Song: Fight For Your Right
Fight For Your Right finds Hus in contemplative mood. Over a drifting synth line and heavy kicks he weighs his responsibilities to himself with his desire – as the hook goes – to stand up and fight for the rights of his peers. Still just 23, Hus is torn between being able to just enjoy each day as it comes and forging towards a greater purpose. Or, as he tweeted recently: “The key to life is being a childish but responsible person. It’s a bit confusing.”

“The fakers form an alliance, but the real will always triumph”

Song: Triumph
Triumph marks the first time on the album that we hear JAE5’s instantly-recognisable producer tag, along with a characteristic host of twisted vocal samples and discordant percussive stabs that just, sort of, somehow, work? It’s also the first time we hear Hus in a more playful mood. In contrast with the gritty street braggadocio of the track’s lyrics, he bends and twists his idiosyncratic delivery around slang, adlibs to his aunties, and performs comic s-backed pronunciations on the chorus. A real triumph indeed.

“I scoped her from far because I’m the best sniper”

Song: Play Play (feat. Burna Boy)
Play Play is Hustla’s love letter to the women he’s encountered in his life as much as it is to his own sexual prowess. The song plays out as an extended, tongue-in-cheek metaphor in which a Call of Duty-worthy array of phallic weaponry takes the place of that other great male obsession: their own penises.

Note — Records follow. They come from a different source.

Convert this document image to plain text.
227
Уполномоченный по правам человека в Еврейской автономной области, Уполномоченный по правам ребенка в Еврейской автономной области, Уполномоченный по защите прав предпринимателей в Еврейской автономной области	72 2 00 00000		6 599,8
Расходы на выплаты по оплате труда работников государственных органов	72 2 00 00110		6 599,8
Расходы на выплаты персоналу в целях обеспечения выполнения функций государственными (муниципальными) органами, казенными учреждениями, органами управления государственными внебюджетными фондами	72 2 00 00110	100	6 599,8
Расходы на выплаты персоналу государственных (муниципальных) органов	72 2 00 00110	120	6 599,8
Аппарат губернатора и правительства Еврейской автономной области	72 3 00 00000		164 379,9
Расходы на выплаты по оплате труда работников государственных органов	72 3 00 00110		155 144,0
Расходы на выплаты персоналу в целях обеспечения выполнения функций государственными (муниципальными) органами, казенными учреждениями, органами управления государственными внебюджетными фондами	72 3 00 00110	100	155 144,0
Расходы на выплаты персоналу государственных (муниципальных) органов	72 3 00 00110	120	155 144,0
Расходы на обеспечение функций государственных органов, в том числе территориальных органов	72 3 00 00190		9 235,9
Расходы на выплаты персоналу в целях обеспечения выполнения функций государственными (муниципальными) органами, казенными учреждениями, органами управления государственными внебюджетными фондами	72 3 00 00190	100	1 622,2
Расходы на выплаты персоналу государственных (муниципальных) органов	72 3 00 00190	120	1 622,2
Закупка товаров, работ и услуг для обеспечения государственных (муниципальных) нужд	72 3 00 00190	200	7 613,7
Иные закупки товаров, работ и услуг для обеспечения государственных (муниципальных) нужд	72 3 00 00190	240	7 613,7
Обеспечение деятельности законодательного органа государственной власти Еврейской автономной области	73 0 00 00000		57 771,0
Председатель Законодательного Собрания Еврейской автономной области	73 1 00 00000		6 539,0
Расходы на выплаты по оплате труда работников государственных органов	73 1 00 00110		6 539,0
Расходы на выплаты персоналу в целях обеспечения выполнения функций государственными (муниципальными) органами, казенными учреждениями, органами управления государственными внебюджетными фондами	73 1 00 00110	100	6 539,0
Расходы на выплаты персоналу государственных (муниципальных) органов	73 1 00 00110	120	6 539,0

“I met that girl back in October / Then I gave her the cu-coom-bah”

Song: Cucumber
Just like his Fanta with no ‘hice’, this track is destined for enthusiastic sing-alongs as Hus does vocal balloon art with the vowels of the track title. Add this to his already burgeoning canon of smooth lounge come-ons.

"We’re already popping, we don’t need champagne”

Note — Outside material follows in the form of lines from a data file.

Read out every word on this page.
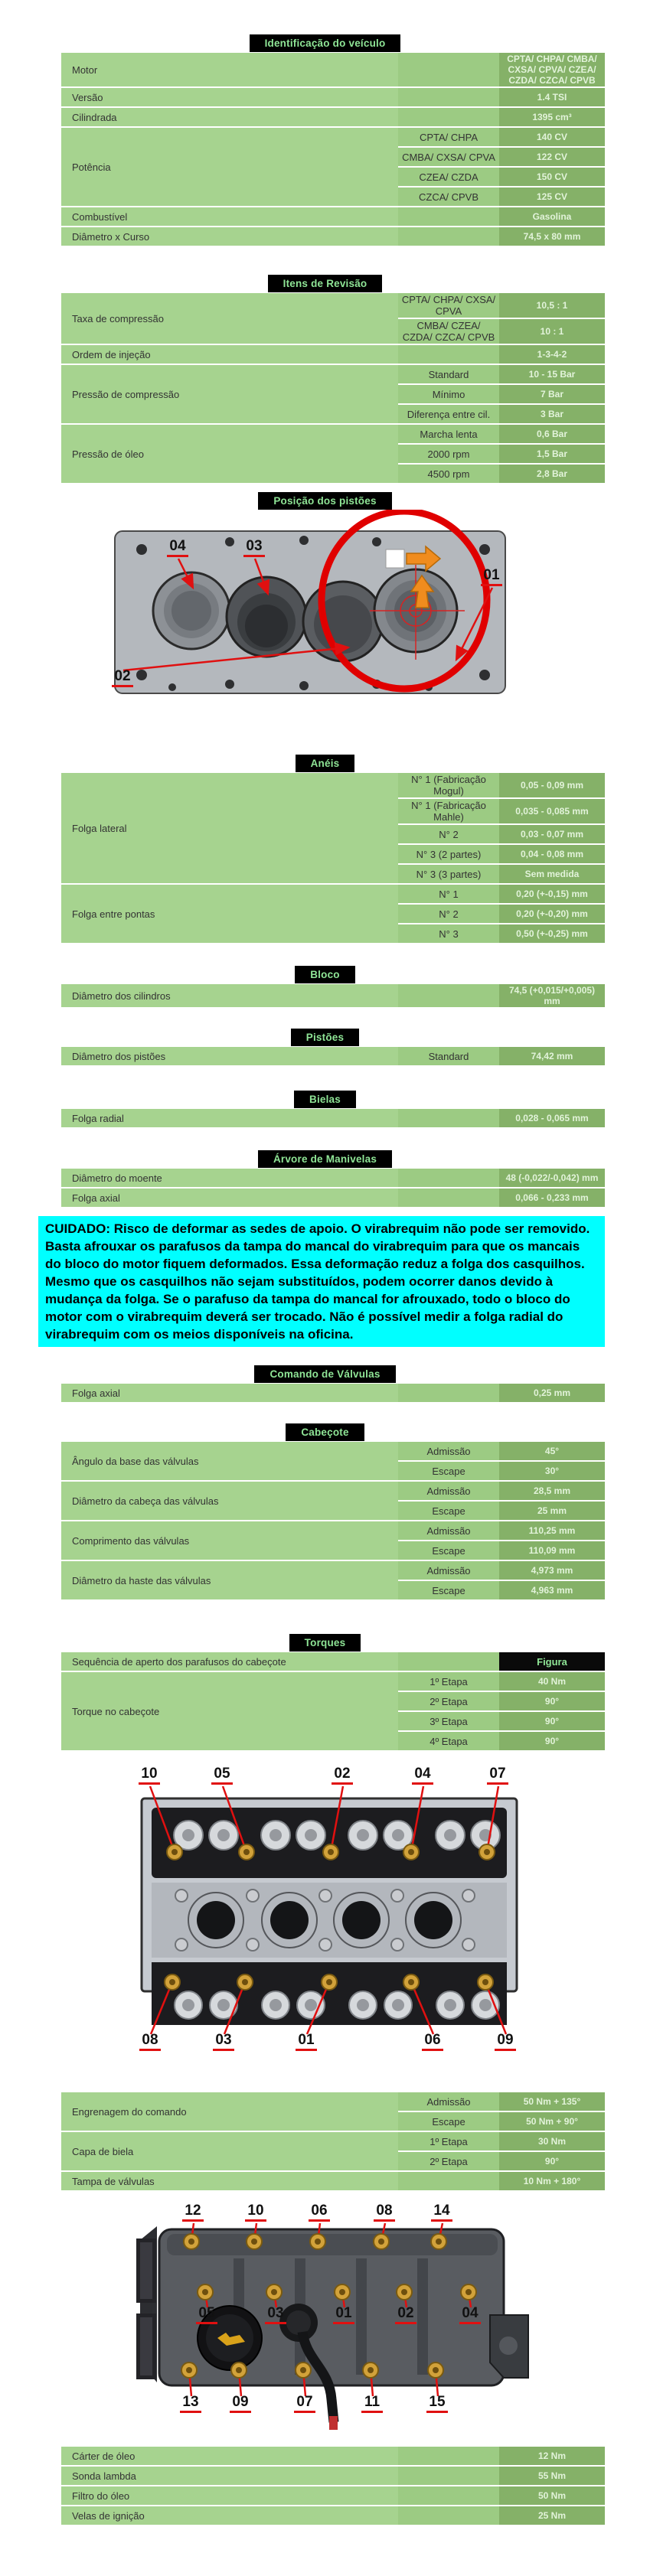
Identificação do veículo
Motor
CPTA/ CHPA/ CMBA/ CXSA/ CPVA/ CZEA/ CZDA/ CZCA/ CPVB
Versão	1.4 TSI
Cilindrada	1395 cm³
Potência
CPTA/ CHPA	140 CV
CMBA/ CXSA/ CPVA	122 CV
CZEA/ CZDA	150 CV
CZCA/ CPVB	125 CV
Combustível	Gasolina
Diâmetro x Curso	74,5 x 80 mm
Itens de Revisão
Taxa de compressão
CPTA/ CHPA/ CXSA/ CPVA	10,5 : 1
CMBA/ CZEA/ CZDA/ CZCA/ CPVB	10 : 1
Ordem de injeção	1-3-4-2
Pressão de compressão
Standard	10 - 15 Bar
Mínimo	7 Bar
Diferença entre cil.	3 Bar
Pressão de óleo
Marcha lenta	0,6 Bar
2000 rpm	1,5 Bar
4500 rpm	2,8 Bar
Posição dos pistões
04	03
01
02
Anéis
Folga lateral
N° 1 (Fabricação Mogul)	0,05 - 0,09 mm
N° 1 (Fabricação Mahle)	0,035 - 0,085 mm
N° 2	0,03 - 0,07 mm
N° 3 (2 partes)	0,04 - 0,08 mm
N° 3 (3 partes)	Sem medida
Folga entre pontas
N° 1	0,20 (+-0,15) mm
N° 2	0,20 (+-0,20) mm
N° 3	0,50 (+-0,25) mm
Bloco
Diâmetro dos cilindros	74,5 (+0,015/+0,005) mm
Pistões
Diâmetro dos pistões	Standard	74,42 mm
Bielas
Folga radial	0,028 - 0,065 mm
Árvore de Manivelas
Diâmetro do moente	48 (-0,022/-0,042) mm
Folga axial	0,066 - 0,233 mm
CUIDADO: Risco de deformar as sedes de apoio. O virabrequim não pode ser removido. Basta afrouxar os parafusos da tampa do mancal do virabrequim para que os mancais do bloco do motor fiquem deformados. Essa deformação reduz a folga dos casquilhos. Mesmo que os casquilhos não sejam substituídos, podem ocorrer danos devido à mudança da folga. Se o parafuso da tampa do mancal for afrouxado, todo o bloco do motor com o virabrequim deverá ser trocado. Não é possível medir a folga radial do virabrequim com os meios disponíveis na oficina.
Comando de Válvulas
Folga axial	0,25 mm
Cabeçote
Ângulo da base das válvulas
Admissão	45°
Escape	30°
Diâmetro da cabeça das válvulas
Admissão	28,5 mm
Escape	25 mm
Comprimento das válvulas
Admissão	110,25 mm
Escape	110,09 mm
Diâmetro da haste das válvulas
Admissão	4,973 mm
Escape	4,963 mm
Torques
Sequência de aperto dos parafusos do cabeçote	Figura
Torque no cabeçote
1º Etapa	40 Nm
2º Etapa	90°
3º Etapa	90°
4º Etapa	90°
10	05	02	04	07
08	03	01	06	09
Engrenagem do comando
Admissão	50 Nm + 135°
Escape	50 Nm + 90°
Capa de biela
1º Etapa	30 Nm
2º Etapa	90°
Tampa de válvulas	10 Nm + 180°
12	10	06	08	14
05	03	01	02	04
13 09	07	11	15
Cárter de óleo	12 Nm
Sonda lambda	55 Nm
Filtro do óleo	50 Nm
Velas de ignição	25 Nm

Song: Repeat (feat. Koffee)
Rising Jamaican reggae star Koffee takes centre stage on another JAE5-helmed production, sprinkling the verses with her honeyed vocals while Hus fills in on the chorus – together the duo toast their successes, and the money and life it’s brought them.

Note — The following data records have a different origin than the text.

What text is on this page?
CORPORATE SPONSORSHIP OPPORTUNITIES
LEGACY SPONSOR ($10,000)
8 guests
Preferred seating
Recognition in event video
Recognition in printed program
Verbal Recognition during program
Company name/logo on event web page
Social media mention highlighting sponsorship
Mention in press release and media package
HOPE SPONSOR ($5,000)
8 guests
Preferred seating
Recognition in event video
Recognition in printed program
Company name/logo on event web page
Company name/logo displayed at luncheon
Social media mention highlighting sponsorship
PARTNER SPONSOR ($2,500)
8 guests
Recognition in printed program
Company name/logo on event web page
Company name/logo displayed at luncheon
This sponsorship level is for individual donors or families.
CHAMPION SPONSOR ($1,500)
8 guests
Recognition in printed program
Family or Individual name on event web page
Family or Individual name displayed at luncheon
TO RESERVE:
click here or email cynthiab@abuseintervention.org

“She know I want her, she a fortune teller”

Song: Fortune Teller
Over off-kilter percussion and sample snippets, Hus tells a story of adolescent cat-and-mouse with a bop and groove that has all the makings of another NSG-style viral dance craze.

“Daily offender, crazy eastender”

Song: Reckless
Hus has always been open about the influence noughties US rap has had on his music, and it’s clear here in the louche flow he drapes over the plucked strings, G-funk flare, and sharp snares of Reckless. Keen-eared Top Boy fans might recognise a line cribbed from Hus by Dave for his Modie character in the show too…

“Ain't seen nothing like this: Juju J in live flesh”

Song: No Denying
Following a long tradition of artists who adopt alter egos as part their creative process, Hus embraces a new moniker: Juju J. A reference to his claims of practising black magic, the character is Hus at his most powerful, paranoid, and combative – reflected here in a driving, UK drill bassline and eerie, flickering strings.

“I think he's an opp, but I need a confirmation / I see you with a opp, now you need an explanation”

Song: Must Be
One of the catchiest expositions of suspicion and mistrust you’re likely to hear, Must Be’s smooth sax and walking bassline provide the soundtrack to J Hus’ wary treatise on the importance of keeping your circle close.

“I cut through, Sun Tzu not Casanova”

Song: Love Peace & Prosperity
Having spent his days in prison gorging on books, Hus now litters his lyrics with literary, historical, scientific, and cultural ephemera – giving a nod here to the noted Chinese credited for The Art Of War. As well as its titular riff, the track’s buoyant vocals and bubbling synths mark Big Conspiracy’s penultimate tune out as a sequel to Common Sense standout Spirit.

“I'm from the road so you don't think I'm intelligent”

Song: Deeper Than Rap
A four-minute monologue over piano and synthesised strings, Deeper Than Rap leaps from petty beef, to the atrocities of empire, drinks spilled on trainers, astronomy, religion, and just about everything in between. “I wanna fix the world,” he intones, “don't know where to begin.” It’s a scattered manifesto, but one that promises greatness to come.